The stabilization phase lasts somewhere between 1 to 2 months. In this phase, the patient should not be experiencing any withdrawal symptoms, there should be minimal to no side effects and one should not be craving for any opioid agonists. As with any pharmacotherapy, the goal of buprenorphine treatment is to treat with the minimum dose of medication that is required to address target signs, symptoms, desired benefits, and laboratory indices while minimizing side effects. Elimination of objective evidence of opioid use (negative toxicology) represents the key target sign for which to strive. The goal is to reduce self-reported cravings and self-reported use of illicit opioids. One benefit worth achieving is a self-reported increase in opioid blockade such that self-administered illicit opioids induce little or no euphoria. One can be sure of the success of the treatment if there is a reduction in the opioid-positive toxicology specimens.

Dosage adjustments might be necessary in the early stages of stabilization with frequent contact with patient increasing the likelihood of compliance. Patients are to be monitored closely, weekly assessments carried out until full stabilization is achieved.

Maintenance Phase

This is the longest time that the patient is on Buprenorphine. There is no definite time period for this phase. Physicians can be liberal with their patients at this point in time. There is no necessity to keep a tab on the patients. However, serious and worth noting considerations cannot be overlooked. Many psychosocial and family issues that have been identified in the course of the treatment are not to be overlooked or forgotten.

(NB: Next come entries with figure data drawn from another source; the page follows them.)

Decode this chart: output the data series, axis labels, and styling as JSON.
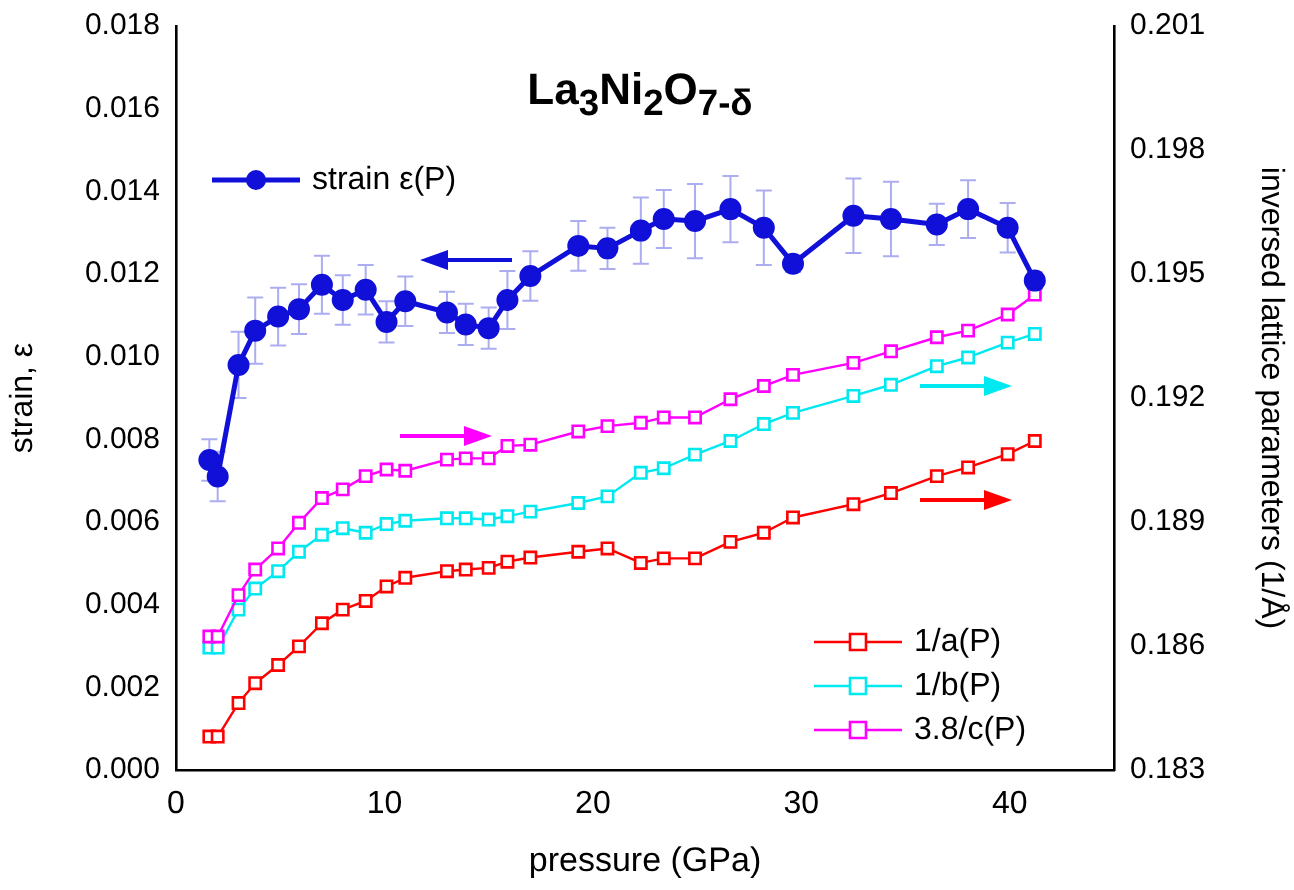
{
  "chart_data": {
    "type": "line",
    "title": "La$_{3}$Ni$_{2}$O$_{7-δ}$",
    "xlabel": "pressure (GPa)",
    "ylabel": "strain, ε",
    "y2label": "inversed lattice parameters (1/Å)",
    "x": [
      1.6,
      2.0,
      3.0,
      3.8,
      4.9,
      5.9,
      7.0,
      8.0,
      9.1,
      10.1,
      11.0,
      13.0,
      13.9,
      15.0,
      15.9,
      17.0,
      19.3,
      20.7,
      22.3,
      23.4,
      24.9,
      26.6,
      28.2,
      29.6,
      32.5,
      34.3,
      36.5,
      38.0,
      39.9,
      41.2
    ],
    "xlim": [
      0,
      45
    ],
    "xticks": [
      0,
      10,
      20,
      30,
      40
    ],
    "ylim": [
      0,
      0.018
    ],
    "yticks": [
      {
        "value": 0,
        "label": "0.000"
      },
      0.002,
      0.004,
      0.006,
      0.008,
      {
        "value": 0.01,
        "label": "0.010"
      },
      0.012,
      0.014,
      0.016,
      0.018
    ],
    "y2lim": [
      0.183,
      0.201
    ],
    "y2ticks": [
      0.183,
      0.186,
      0.189,
      0.192,
      0.195,
      0.198,
      0.201
    ],
    "legend": "bottom right",
    "grid": false,
    "series": [
      {
        "name": "strain ε(P)",
        "color": "#1010d8",
        "marker": "circle",
        "values": [
          0.0075,
          0.0071,
          0.0098,
          0.01063,
          0.01097,
          0.01115,
          0.01174,
          0.01137,
          0.01162,
          0.01084,
          0.01134,
          0.01107,
          0.01078,
          0.01069,
          0.01137,
          0.01195,
          0.01268,
          0.01262,
          0.01305,
          0.01333,
          0.01328,
          0.01357,
          0.01312,
          0.01225,
          0.01341,
          0.01333,
          0.0132,
          0.01357,
          0.01312,
          0.01184
        ],
        "errors": [
          0.0005,
          0.0006,
          0.0008,
          0.0008,
          0.0007,
          0.0006,
          0.0007,
          0.0006,
          0.0006,
          0.0005,
          0.0006,
          0.0005,
          0.0005,
          0.0005,
          0.0007,
          0.0006,
          0.0006,
          0.0005,
          0.0008,
          0.0007,
          0.0009,
          0.0008,
          0.0009,
          0.0002,
          0.0009,
          0.0009,
          0.0005,
          0.0007,
          0.0006,
          0.0002
        ]
      },
      {
        "name": "1/a(P)",
        "color": "#ff0000",
        "marker": "square",
        "axis": "y2",
        "values": [
          0.18381,
          0.18381,
          0.18462,
          0.1851,
          0.18554,
          0.18599,
          0.18655,
          0.18688,
          0.18709,
          0.18744,
          0.18765,
          0.18781,
          0.18785,
          0.18789,
          0.18804,
          0.18814,
          0.18828,
          0.18836,
          0.18801,
          0.18812,
          0.18812,
          0.18852,
          0.18874,
          0.18911,
          0.18943,
          0.1897,
          0.19011,
          0.19032,
          0.19064,
          0.19096
        ]
      },
      {
        "name": "1/b(P)",
        "color": "#00e8f0",
        "marker": "square",
        "axis": "y2",
        "values": [
          0.18596,
          0.18596,
          0.18688,
          0.18739,
          0.18781,
          0.18828,
          0.18869,
          0.18885,
          0.18874,
          0.18895,
          0.18903,
          0.18909,
          0.18909,
          0.18906,
          0.18914,
          0.18925,
          0.18946,
          0.18962,
          0.19019,
          0.1903,
          0.19063,
          0.19096,
          0.19137,
          0.19164,
          0.19205,
          0.19232,
          0.19277,
          0.19298,
          0.19334,
          0.19355
        ]
      },
      {
        "name": "3.8/c(P)",
        "color": "#ff00ff",
        "marker": "square",
        "axis": "y2",
        "values": [
          0.18623,
          0.18623,
          0.18723,
          0.18785,
          0.18836,
          0.18898,
          0.18958,
          0.18979,
          0.19011,
          0.19027,
          0.19024,
          0.19051,
          0.19054,
          0.19054,
          0.19084,
          0.19087,
          0.19119,
          0.19132,
          0.1914,
          0.19153,
          0.19153,
          0.19197,
          0.19229,
          0.19256,
          0.19285,
          0.19313,
          0.19347,
          0.19363,
          0.19402,
          0.1945
        ]
      }
    ]
  }
}
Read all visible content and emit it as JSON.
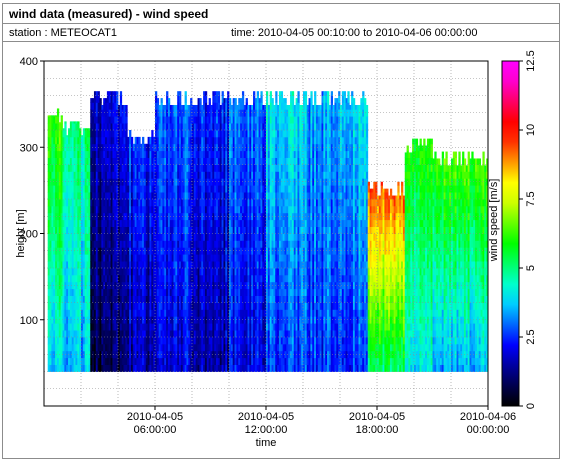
{
  "header": {
    "title": "wind data (measured) - wind speed",
    "station": "station : METEOCAT1",
    "time_range": "time: 2010-04-05 00:10:00 to 2010-04-06 00:00:00"
  },
  "colors": {
    "colormap": [
      "#000000",
      "#00004d",
      "#0000a0",
      "#0000ff",
      "#0066ff",
      "#00ccff",
      "#00ffcc",
      "#00ff66",
      "#00ff00",
      "#66ff00",
      "#ccff00",
      "#ffff00",
      "#ff9900",
      "#ff3300",
      "#ff0000",
      "#ff0066",
      "#ff00cc",
      "#ff00ff"
    ],
    "grid": "#8c8c8c"
  },
  "chart_data": {
    "type": "heatmap",
    "title": "",
    "xlabel": "time",
    "ylabel": "height [m]",
    "colorbar_label": "wind speed [m/s]",
    "x_start": "2010-04-05 00:00:00",
    "x_end": "2010-04-06 00:00:00",
    "xlim_hours": [
      0,
      24
    ],
    "x_ticks": [
      {
        "hour": 6,
        "line1": "2010-04-05",
        "line2": "06:00:00"
      },
      {
        "hour": 12,
        "line1": "2010-04-05",
        "line2": "12:00:00"
      },
      {
        "hour": 18,
        "line1": "2010-04-05",
        "line2": "18:00:00"
      },
      {
        "hour": 24,
        "line1": "2010-04-06",
        "line2": "00:00:00"
      }
    ],
    "ylim": [
      0,
      400
    ],
    "y_ticks": [
      "100",
      "200",
      "300",
      "400"
    ],
    "y_tick_values": [
      100,
      200,
      300,
      400
    ],
    "colorbar_range": [
      0,
      12.5
    ],
    "colorbar_ticks": [
      "0",
      "2.5",
      "5",
      "7.5",
      "10",
      "12.5"
    ],
    "colorbar_tick_values": [
      0,
      2.5,
      5,
      7.5,
      10,
      12.5
    ],
    "height_range_m": [
      40,
      365
    ],
    "grid": true,
    "time_segments": [
      {
        "hours": [
          0.2,
          1.0
        ],
        "top_m": 345,
        "speed_low": 4.0,
        "speed_high": 6.5
      },
      {
        "hours": [
          1.0,
          2.5
        ],
        "top_m": 330,
        "speed_low": 3.5,
        "speed_high": 5.0
      },
      {
        "hours": [
          2.5,
          4.5
        ],
        "top_m": 365,
        "speed_low": 0.8,
        "speed_high": 2.0
      },
      {
        "hours": [
          4.5,
          6.0
        ],
        "top_m": 320,
        "speed_low": 1.5,
        "speed_high": 2.5
      },
      {
        "hours": [
          6.0,
          8.0
        ],
        "top_m": 365,
        "speed_low": 2.0,
        "speed_high": 3.0
      },
      {
        "hours": [
          8.0,
          10.0
        ],
        "top_m": 365,
        "speed_low": 1.5,
        "speed_high": 2.5
      },
      {
        "hours": [
          10.0,
          12.0
        ],
        "top_m": 365,
        "speed_low": 2.0,
        "speed_high": 3.0
      },
      {
        "hours": [
          12.0,
          14.0
        ],
        "top_m": 365,
        "speed_low": 2.5,
        "speed_high": 4.0
      },
      {
        "hours": [
          14.0,
          16.0
        ],
        "top_m": 365,
        "speed_low": 2.5,
        "speed_high": 3.5
      },
      {
        "hours": [
          16.0,
          17.5
        ],
        "top_m": 365,
        "speed_low": 2.5,
        "speed_high": 4.0
      },
      {
        "hours": [
          17.5,
          19.5
        ],
        "top_m": 260,
        "speed_low": 5.0,
        "speed_high": 9.5
      },
      {
        "hours": [
          19.5,
          21.0
        ],
        "top_m": 310,
        "speed_low": 4.0,
        "speed_high": 6.0
      },
      {
        "hours": [
          21.0,
          24.0
        ],
        "top_m": 295,
        "speed_low": 3.5,
        "speed_high": 6.5
      }
    ]
  }
}
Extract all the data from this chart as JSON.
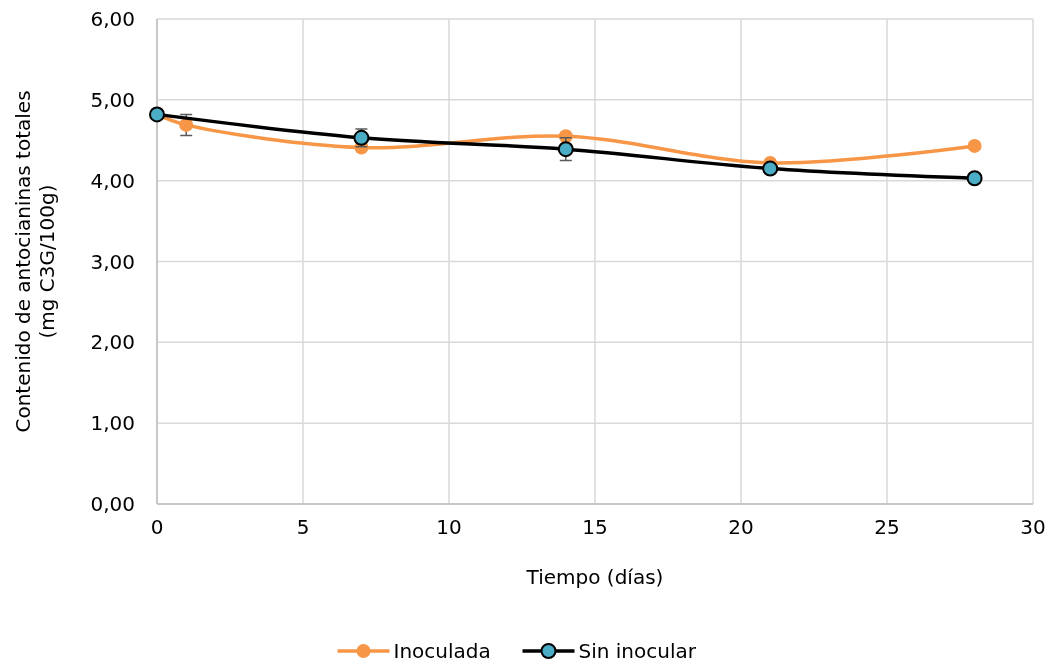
{
  "chart_data": {
    "type": "line",
    "xlabel": "Tiempo (días)",
    "ylabel": "Contenido de antocianinas totales\n(mg C3G/100g)",
    "xlim": [
      0,
      30
    ],
    "xticks": [
      0,
      5,
      10,
      15,
      20,
      25,
      30
    ],
    "ylim": [
      0,
      6
    ],
    "yticks": [
      {
        "value": 0,
        "label": "0,00"
      },
      {
        "value": 1,
        "label": "1,00"
      },
      {
        "value": 2,
        "label": "2,00"
      },
      {
        "value": 3,
        "label": "3,00"
      },
      {
        "value": 4,
        "label": "4,00"
      },
      {
        "value": 5,
        "label": "5,00"
      },
      {
        "value": 6,
        "label": "6,00"
      }
    ],
    "grid": true,
    "legend": "bottom",
    "marker": "circle",
    "series": [
      {
        "name": "Inoculada",
        "color": "#f79646",
        "x": [
          0,
          1,
          7,
          14,
          21,
          28
        ],
        "values": [
          4.82,
          4.69,
          4.41,
          4.55,
          4.22,
          4.43
        ],
        "errors": [
          null,
          0.13,
          null,
          null,
          null,
          null
        ]
      },
      {
        "name": "Sin inocular",
        "color": "#000000",
        "x": [
          0,
          7,
          14,
          21,
          28
        ],
        "values": [
          4.82,
          4.53,
          4.39,
          4.15,
          4.03
        ],
        "errors": [
          null,
          0.11,
          0.14,
          null,
          null
        ]
      }
    ]
  }
}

There might be other issues too which will require attention. This includes cravings for opioids and preventing a relapse. Other issues related to opioid abuse are present and needs to be addressed during the maintenance treatment. Following are the ones:

  • Psychiatric comorbidity
  • Somatic consequences of drug use
  • Family and support issues
  • Structuring of time in prosocial activities
  • Employment and financial issues
  • Legal consequences of drug use
  • Other drug and alcohol abuse

The frequent presence of some or all of these problems underscores the importance of providing nonpharmacological services to address comprehensively the needs of patients and to maximize the chances of the best possible outcomes.

Long Term Medication Management

What should be the design of the long term treatment is dependent on two things. Partly it depends on the personal treatment goals of the patient and partly on the objective signs of treatment success. There is no definite time period for maintenance. It can be short-term (e.g., <12 months) or a lifetime process. The success of the treatment depends on the achievement of specific goals that are agreed on by the physician as well as the patient. Following successful stabilization, the decision to whether decrease or discontinue buprenorphine depends on the patient’s decision and confidence to give up on medication completely and lead a normal life. It equally depends on the physician’s confidence and belief that tapering would be successful.

For determining suitability for long-term medication-free status, the factors that are considered include adequate psychosocial support, stable housing and income and the absence of legal problems. A longer maintenance period is administered to patients who have not yet achieved the indices of stabilization. During this phase, the aim is to work through all the existing barriers. Data bears proof of the fact that longer duration of medication treatment is directly proportional to less use of illicit drug and fewer complications.